Some reviews I’ve read have likened En Form for Blå to fusion-era Miles Davis and I guess that comparison is pretty apt. The album centers on the first two tracks; two slabs of graceful yet explosive improv esoterica. Thankfully, the band has jettisoned what didn’t work on previous records, especially (in my opinion) the goofy vocals on Faking Gold & Murder. What’s left is simultaneously more spacious and detailed than ever before—a veritable cornucopia of sound art. The lurking menace found on their first three albums is now suffused with a pointilism of ice crystals. As competent as the other players are (and are they ever, having wrought a sea of echoing, swirling beauty), the addition of Noble has given their rich vocabulary a new tenor; his playing approaches the grace and power of a celestial body.
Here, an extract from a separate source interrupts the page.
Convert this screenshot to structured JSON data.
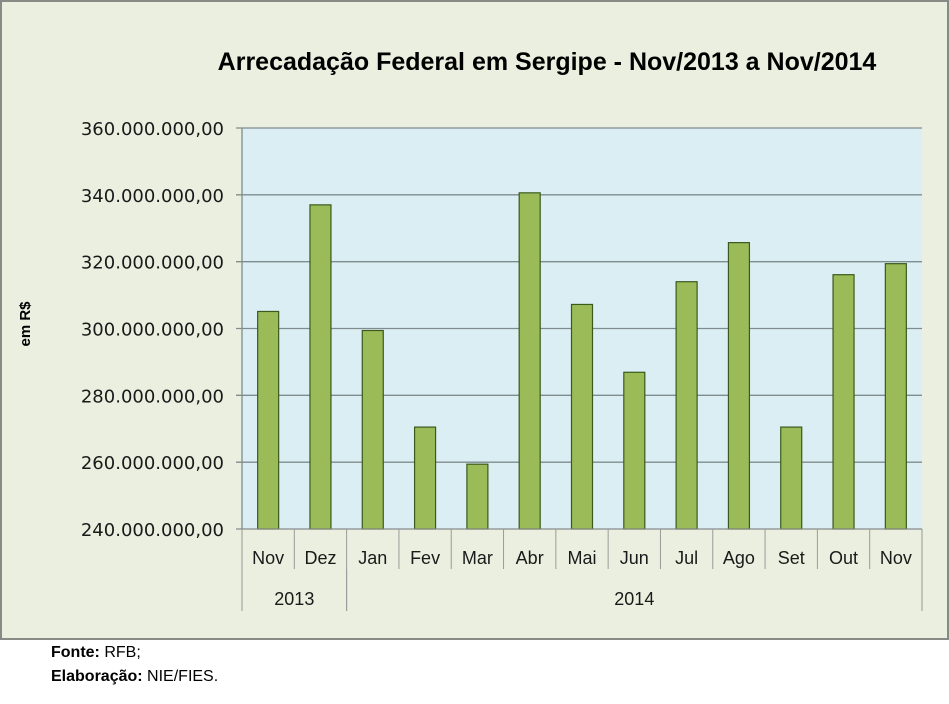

He maneuvers with a sense of curiosity at his own mobility and voice. Beneath, around, and from within the sonic blasts he chatters away, vocalizing apprehension, wonder, and sentiment. It’s cliche to call an album a journey, but each time I leave En Form for Blå I feel like I’ve been taken somewhere.

While Æthenor has always been a vehicle for improvisation, their first three full-lengths seemed like they could have benefited from more songwriting. Even the songs were given numbers rather than names. That changes with En Form for Blå and it’s fitting that here, in a setting predisposed for experimentation, Æthenor finally sounds like a super group, treating us to eight segments that actually sound written.